For Amazon this arrangement increases its influence over the future direction of Atlas Air’s development, and creates an option for full procurement of the company if the success becomes really big. But this will only be vested over a period of 7 years, which means that there is enough time to substantiate the business case for acquisition.

By teasing apart the various relationships at play in this collaboration, we can start to see the overall design of the collaboration. Air freighters are generally not suited for e-commerce velocity shipments. Atlas Air is not guaranteed to succeed with either. Therefore there are some contingencies built in the collaboration, with the various layers of relationships that are forged between Amazon, and Atlas.

Amazon is technically only tied to the lease of the planes. It can wind down the other parts of the collaboration at 180 days notice. Worst case scenario is that Amazon needs to find another logistics partner who can coordinate the freighting if the collaboration with Atlas doesn’t work out. In that case the costs of operations area clear.

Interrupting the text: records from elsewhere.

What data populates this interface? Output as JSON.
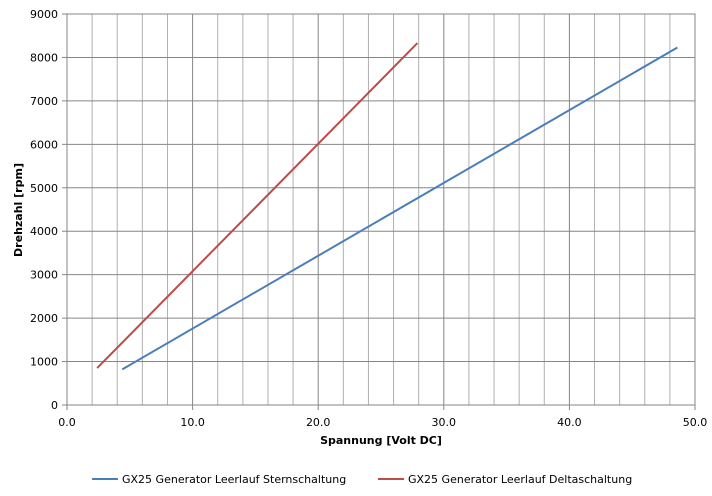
{
  "chart_data": {
    "type": "line",
    "title": "",
    "xlabel": "Spannung  [Volt DC]",
    "ylabel": "Drehzahl [rpm]",
    "xlim": [
      0,
      50
    ],
    "ylim": [
      0,
      9000
    ],
    "x_ticks": [
      "0.0",
      "10.0",
      "20.0",
      "30.0",
      "40.0",
      "50.0"
    ],
    "y_ticks": [
      "0",
      "1000",
      "2000",
      "3000",
      "4000",
      "5000",
      "6000",
      "7000",
      "8000",
      "9000"
    ],
    "x_minor_step": 2,
    "grid": true,
    "legend_position": "bottom",
    "series": [
      {
        "name": "GX25 Generator Leerlauf Sternschaltung",
        "color": "#4a7ebb",
        "x": [
          4.4,
          48.6
        ],
        "y": [
          820,
          8230
        ]
      },
      {
        "name": "GX25 Generator Leerlauf Deltaschaltung",
        "color": "#be4b48",
        "x": [
          2.4,
          27.9
        ],
        "y": [
          850,
          8330
        ]
      }
    ]
  }
}
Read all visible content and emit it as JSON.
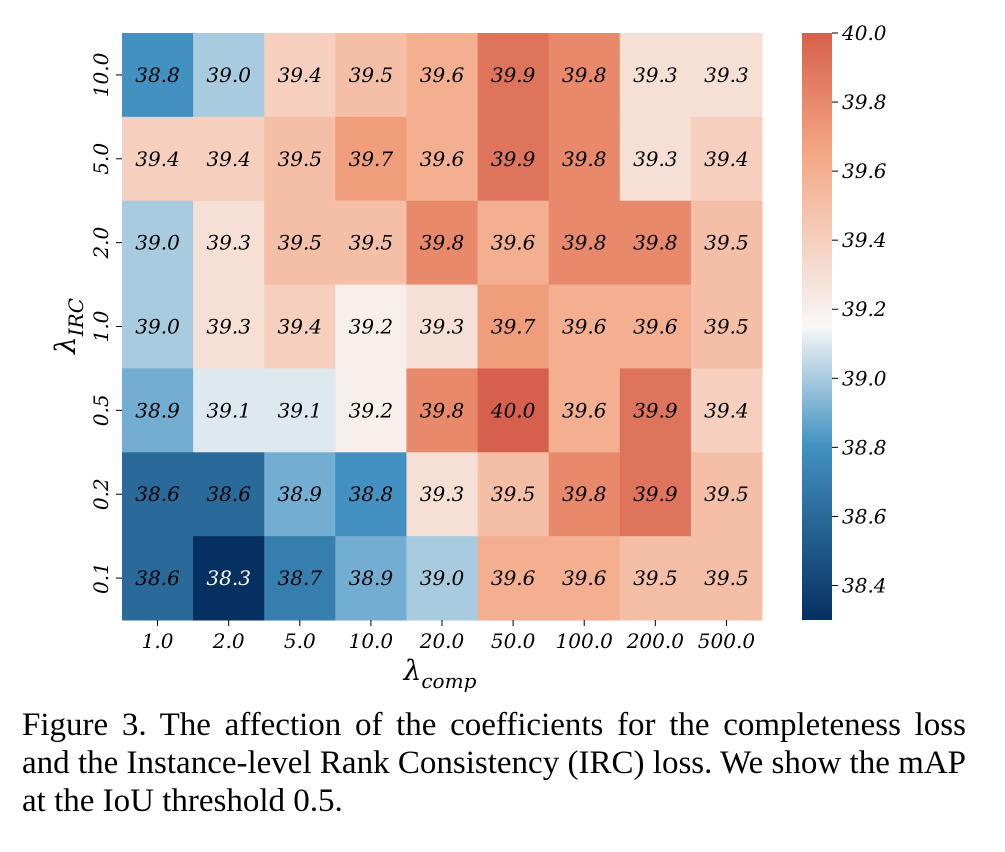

Looking at just the partnership facet of the relationship, you can see that it designed around learning about optimising fulfilment. Both parties stand to learn about how to best collaborate to achieve better e-commerce velocity fulfilment. If the partnership fails, then there’s the fall-back. If it succeeds, then Amazon will likely utilise its stock procurement options.

There’s no question that Amazon needs to figure out air freighting to grow. But the big question remains why this type collaboration with B2B freighters (there is another collaboration Amazon is running in parallel, with Air Transport Services Group) is Amazon’s only bet to expand its Amazon Prime service.

Amazon is known for its frequent business experimentation. It wouldn’t be that difficult to create a bidding process for shipping services at check-out. Customers could then hire whatever delivery service they would need, based on the estimations that various freighters, including Amazon Prime would provide. That would provide an interesting benchmark to see whether existing freighters, or Amazon itself will be the most effective in winning the game of e-commerce logistics.